This page is from APP, the official source of professional practice for policing.
Collection, accurate assessment and timely analysis of information are essential to effective and efficient policing.
Collection
This is the start of the information management process. It affects all other stages of information management, from how the information is recorded to how long it will be retained. A force information management strategy (IMS) allows information requirements to be set and so determines the information that needs to be collected.
Information collected for one policing purpose may have value to another. All police information should, therefore, be treated as a corporate resource.
Means of collecting information
The way in which police information is collected may lead to specific requirements for its recording and use, as is the case with information covered by the Regulation of Investigatory Powers Act 2000.
It is essential that information is collected, recorded and evaluated in a consistent manner across organisational and force boundaries. It should not matter where the information originates from, and it should be available to support policing purposes across the country.
Information is collected in one of three ways:
- routine collection
- tasked information
- volunteered information
Routine collection
This is information collected as part of routine operational policing activity.
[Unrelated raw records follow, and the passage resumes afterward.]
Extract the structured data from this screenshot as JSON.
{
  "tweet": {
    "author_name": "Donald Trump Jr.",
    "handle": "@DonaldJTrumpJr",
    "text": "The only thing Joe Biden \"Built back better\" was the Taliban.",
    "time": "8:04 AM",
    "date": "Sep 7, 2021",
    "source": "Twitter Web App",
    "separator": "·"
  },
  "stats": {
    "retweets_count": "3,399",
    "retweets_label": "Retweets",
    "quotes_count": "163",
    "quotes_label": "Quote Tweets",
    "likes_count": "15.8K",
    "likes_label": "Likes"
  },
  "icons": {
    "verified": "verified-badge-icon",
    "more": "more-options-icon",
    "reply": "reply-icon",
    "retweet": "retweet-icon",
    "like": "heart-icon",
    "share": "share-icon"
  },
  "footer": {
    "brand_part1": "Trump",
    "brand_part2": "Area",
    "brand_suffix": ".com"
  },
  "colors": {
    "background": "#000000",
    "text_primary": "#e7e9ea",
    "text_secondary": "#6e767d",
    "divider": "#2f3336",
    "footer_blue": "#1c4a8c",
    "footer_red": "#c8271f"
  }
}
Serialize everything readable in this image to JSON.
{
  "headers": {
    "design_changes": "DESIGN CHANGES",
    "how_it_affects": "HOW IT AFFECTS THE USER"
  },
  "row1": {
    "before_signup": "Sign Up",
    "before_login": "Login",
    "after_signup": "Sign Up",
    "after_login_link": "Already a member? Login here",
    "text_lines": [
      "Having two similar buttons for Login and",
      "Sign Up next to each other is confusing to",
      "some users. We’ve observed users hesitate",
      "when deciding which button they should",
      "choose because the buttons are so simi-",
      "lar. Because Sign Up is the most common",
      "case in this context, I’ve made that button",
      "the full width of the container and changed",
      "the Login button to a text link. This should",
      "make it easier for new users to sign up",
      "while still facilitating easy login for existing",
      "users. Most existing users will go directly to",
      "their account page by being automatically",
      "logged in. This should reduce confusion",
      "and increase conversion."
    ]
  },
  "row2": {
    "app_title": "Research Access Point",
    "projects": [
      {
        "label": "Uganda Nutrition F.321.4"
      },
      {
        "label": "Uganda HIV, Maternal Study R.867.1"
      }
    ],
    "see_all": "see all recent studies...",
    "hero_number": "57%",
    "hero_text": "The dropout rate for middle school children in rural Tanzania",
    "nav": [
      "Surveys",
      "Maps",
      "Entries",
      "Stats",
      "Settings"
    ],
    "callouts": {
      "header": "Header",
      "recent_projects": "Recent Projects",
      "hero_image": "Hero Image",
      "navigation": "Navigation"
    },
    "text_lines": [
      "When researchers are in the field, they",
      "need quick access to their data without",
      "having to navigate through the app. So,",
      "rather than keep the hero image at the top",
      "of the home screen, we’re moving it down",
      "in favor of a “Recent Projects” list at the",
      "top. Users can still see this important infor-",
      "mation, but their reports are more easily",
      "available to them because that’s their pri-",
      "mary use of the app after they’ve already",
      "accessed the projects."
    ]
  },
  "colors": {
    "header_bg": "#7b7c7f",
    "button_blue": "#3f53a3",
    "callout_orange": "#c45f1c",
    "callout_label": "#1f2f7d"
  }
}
Much of it is relevant only for the specific policing purpose for which it was collected, but some will prove to be relevant to an entirely different policing purpose. Information is generated from all policing activities, for example:
- responding to incidents
- arrests
- targeted patrol
- stop and account
- stop and search
Volunteered information
This type of information is usually collected from the general public, community contacts and partners. It refers to any information received which has not been obtained by routine or tasked collection. As such, it:
- may not necessarily relate to a specific tasking or intelligence requirement
- is usually received because people want something done with the information
- can refer to information that the police have requested
- can be regarded as intelligence
It can be received in any format, at any time, and includes:
- any public contact through command and control or crime systems
- information from voluntary organisations, for example, Neighbourhood Watch
- anonymous information, for example, from Crimestoppers or the anti-terrorism hotline
- information from partner agencies, for example, social services for a child protection matter
Key roles in collection
Managers ensure that:
- clear intelligence requirements have been set
- the control strategy drives the intelligence requirement
- staff are made aware of what the intelligence requirements are
Supervisors provide:
- briefings and tasking to staff deployed to collect information
- the opportunity for debriefing operations
Users ensure that:
- they are aware of the current intelligence requirements
- information is collected for a policing purpose, in line with the Data Protection Act 2018, data quality principles, the Human Rights Act 1998 and the Freedom of Information Act 2000
Recording
Police information can be recorded in different formats and held in different business areas, according to the purpose for which the information has been recorded, for example:
- domestic abuse
- child abuse investigation
- public protection
- the violent offender and sex offender register (ViSOR)
- missing persons
- intelligence
The force IMS should specify where information is recorded.
Different formats can be used, and information can be held in different business areas, according to the purpose for which information has been recorded, for example:
- crime recording
- case and custody
- incident records
- firearms licensing
- Police National Computer (PNC)
- intelligence systems
Information from key business areas (for example, crime, intelligence, domestic abuse, child abuse and custody) should be uploaded onto the Police National Database (PND) on a regular basis.
Crime recording
Forces should comply with the national crime recording standard (NCRS) and the Home Office counting rules (HOCR) when recording crimes.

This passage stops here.